The Revolutionary War and the Quakers

As I rub imaginary elbows with the men and women who fought the Revolutionary War, I am constantly amazed at the variety of people who joined in the conflict. They were ordinary every-day citizens of our country who happened to be living in extraordinary times. Some of the names are well-known–George Washington, Samuel Adams, Alexander Hamilton, Paul Revere–to name a few. While these names are familiar, and there are statues, monuments, and parklands around the country named for them, there were thousands of others who participated in one form or another, but whose heroics are not so well known. Allow me to introduce you to two of them.

 Lydia Darragh, Quaker Pacifist

Alas, no statues exist for Lydia Darragh. Lydia Darragh (LOC (off the internet)) edit 1She was a Quaker woman, living in the Philadelphia area during the war. Born in 1729 in Dublin, Ireland, she emigrated to America around 1756 with her husband, William. He worked as a tutor and she was a midwife. She gave birth to five children in America, and had four others, who died in infancy. Although the family were Quakers, her eldest son, Charles, enlisted with the 2nd Pennsylvania Regiment in the Continental Army. When the British troops took over a house opposite the Darragh home, Lydia began providing her son with information regarding the enemy’s plans, gathered from eavesdropping on conversations.

In October 1777, the British troops occupied Philadelphia, and General Howe took over a large parlor room of the Darragh home for his staff meetings. In December 1777, Lydia was told of a major meeting that would take place that evening, and that she should retire early. She was allowed to remain in her home during the meeting, though, since the Quakers were known to be unsupportive of the war. But the British didn’t take into account she was also a mother.

Instead of going to sleep, Lydia listened through the door and learned that the British troops were being ordered to leave the city in a few days to make a surprise attack on the Continental Army camped at White Marsh, under the guidance of George Washington. She scurried back to bed when the British disassembled, and had to be roused to follow them out, lock the door and extinguish the candles.
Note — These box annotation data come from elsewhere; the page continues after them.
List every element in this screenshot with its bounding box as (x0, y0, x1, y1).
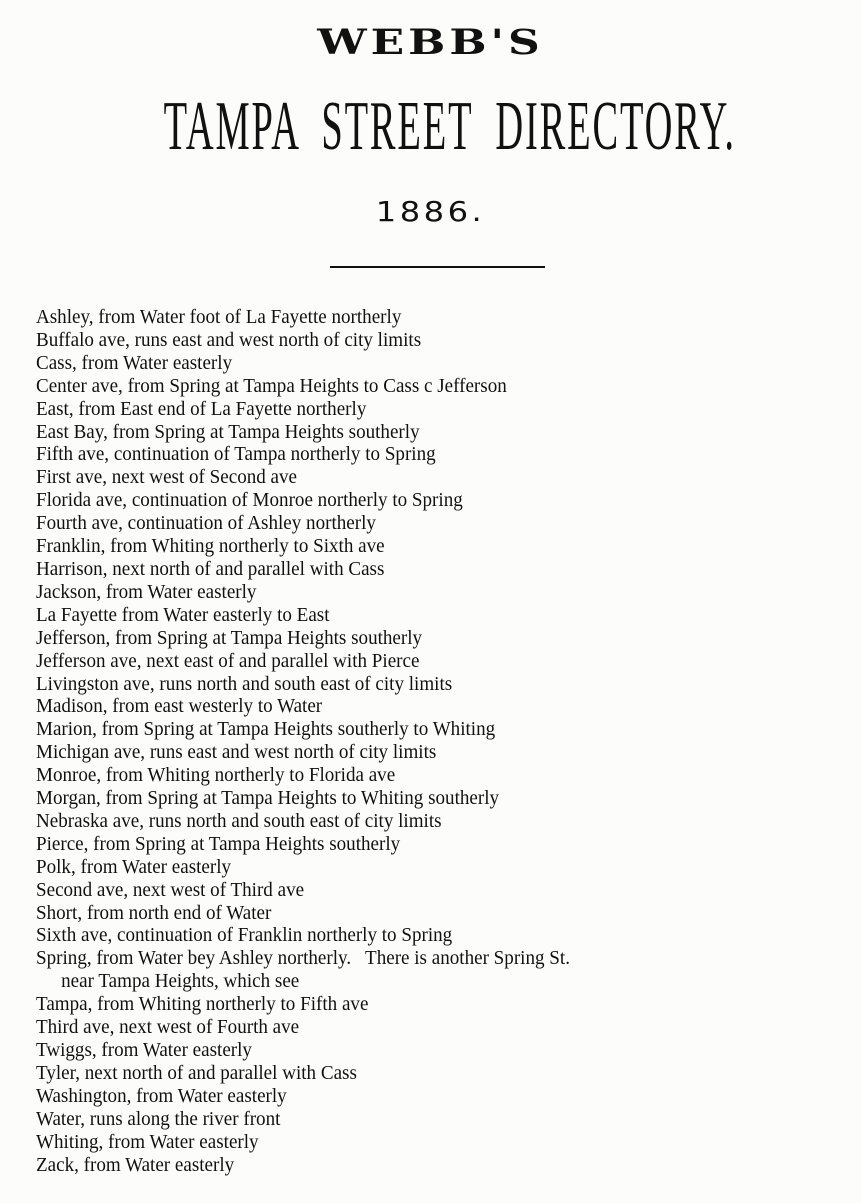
publication-year: 1886. (0, 198, 861, 226)
street-entry: Ashley, from Water foot of La Fayette no… (36, 306, 570, 329)
street-entry: Water, runs along the river front (36, 1108, 570, 1131)
street-entry: Jefferson, from Spring at Tampa Heights … (36, 627, 570, 650)
street-entry: Nebraska ave, runs north and south east … (36, 810, 570, 833)
street-entry: Pierce, from Spring at Tampa Heights sou… (36, 833, 570, 856)
street-entry: Tyler, next north of and parallel with C… (36, 1062, 570, 1085)
street-entry: East, from East end of La Fayette northe… (36, 398, 570, 421)
street-entry: Jackson, from Water easterly (36, 581, 570, 604)
directory-page: WEBB'S TAMPA STREET DIRECTORY. 1886. Ash… (0, 0, 861, 1203)
street-entry: Center ave, from Spring at Tampa Heights… (36, 375, 570, 398)
street-entry: Fifth ave, continuation of Tampa norther… (36, 443, 570, 466)
street-entry: La Fayette from Water easterly to East (36, 604, 570, 627)
street-entry: Washington, from Water easterly (36, 1085, 570, 1108)
street-entry: Fourth ave, continuation of Ashley north… (36, 512, 570, 535)
street-entry: Marion, from Spring at Tampa Heights sou… (36, 718, 570, 741)
street-entry: Whiting, from Water easterly (36, 1131, 570, 1154)
title-divider (330, 266, 545, 268)
street-entry: Michigan ave, runs east and west north o… (36, 741, 570, 764)
street-entry: Franklin, from Whiting northerly to Sixt… (36, 535, 570, 558)
street-entry: Livingston ave, runs north and south eas… (36, 673, 570, 696)
street-entry: Harrison, next north of and parallel wit… (36, 558, 570, 581)
street-entry: Short, from north end of Water (36, 902, 570, 925)
street-entry: Spring, from Water bey Ashley northerly.… (36, 947, 570, 970)
street-entry: Cass, from Water easterly (36, 352, 570, 375)
street-list: Ashley, from Water foot of La Fayette no… (36, 306, 610, 1176)
street-entry: First ave, next west of Second ave (36, 466, 570, 489)
street-entry: Florida ave, continuation of Monroe nort… (36, 489, 570, 512)
street-entry: Third ave, next west of Fourth ave (36, 1016, 570, 1039)
street-entry: Polk, from Water easterly (36, 856, 570, 879)
street-entry: Madison, from east westerly to Water (36, 695, 570, 718)
publisher-name: WEBB'S (0, 26, 861, 60)
street-entry-continuation: near Tampa Heights, which see (36, 970, 570, 993)
street-entry: Tampa, from Whiting northerly to Fifth a… (36, 993, 570, 1016)
street-entry: Sixth ave, continuation of Franklin nort… (36, 924, 570, 947)
street-entry: Monroe, from Whiting northerly to Florid… (36, 764, 570, 787)
street-entry: Morgan, from Spring at Tampa Heights to … (36, 787, 570, 810)
page-title: TAMPA STREET DIRECTORY. (164, 92, 698, 161)
street-entry: Twiggs, from Water easterly (36, 1039, 570, 1062)
street-entry: Zack, from Water easterly (36, 1154, 570, 1177)
street-entry: East Bay, from Spring at Tampa Heights s… (36, 421, 570, 444)
street-entry: Buffalo ave, runs east and west north of… (36, 329, 570, 352)
street-entry: Jefferson ave, next east of and parallel… (36, 650, 570, 673)
street-entry: Second ave, next west of Third ave (36, 879, 570, 902)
The following day, Lydia was given permission to cross British lines in order to buy some flour. She dropped off her empty bag at the mill and headed to Washington’s camp. She delivered the message about the impending attack on their encampment and returned to the mill for her flour. When the British attempted their attack, the Americans were ready for them, and they were repelled, resulting in a Patriot victory. Even though the British questioned Lydia about the leak in their plans, they did not suspect her of spying, since she was a pacifist.

In 2013, the National Society of the Sons of the American Revolution created the Lydia Darragh Medal, which may be awarded at any time to any lady who works behind the scenes to support the causes of the Sons of the American Revolution.



Martha Bell, North Carolinian Revolutionary War Heroine

Much like Lydia, Martha’s story also evolved around a gristmill.

Martha McFarland was born in 1735 in North Carolina. In 1759, she married a local farmer, John McGee. They had five children together prior to his death. John left the family quite well off, and Martha carried on the family farm business. In 1779, she married William Bell and moved to his home on Deep River, where he owned and operated a gristmill and store. Martha traveled about the county, acting as a midwife and nurse. Mr. Bell became a well-known political figure and spent a great deal of the war away from home, under the protection of the local militia. It was left to Martha to keep the mill and store running profitably, while caring for her family.

British General Charles Cornwallis and his troops, camped out at the gristmill owned by Martha and her husband, following the battle of Guilford Courthouse. Martha and her husband were adamant supporters of the Revolution, and their mill was a gathering place for local patriots. On occasion, the mill stored Continental Army supplies. The British General and his forces confiscated corn to be ground into food for his troops, some of whom were wounded. They stayed at the mill for two days before moving on to his encampment. Bell tended to the wounded while her husband milled the corn, in exchange for the General’s assurance that no harm would come to their property. She told him, ‘Had your lordship said that you intended to burn our mill, I had intended to save you the trouble by burning it myself before you derived much benefit from it; but as you assure me that the mill shall not be burned, and that you will be a protection to me, and to the property about the house, I will make no further objections to your using our mill, and making my house your headquarters.’

Shortly after the British departed, General “Lighthorse” Harry Lee arrived at the mill. He encouraged Mrs. Bell to visit the British camp under the guise of discussing some property damage. She did so, and spied on the British encampment, relaying the details about the number of troops and the supplies back to General Lee.

A monument was erected on the grounds of the Guilford County courthouse National Park to commemorate Mrs. Bell’s contribution to the war effort. Sadly, the remains of the mill are now under Randleman Lake.


Had I lived during the Revolutionary War, I would have been behind the scenes, forging bullets from silverware, dumping tea into the harbor, and doing my part to help free America from tyrannical rule. But since I didn’t live then, it gives me great pleasure to be able to imagine myself there now in my new Revolutionary War series.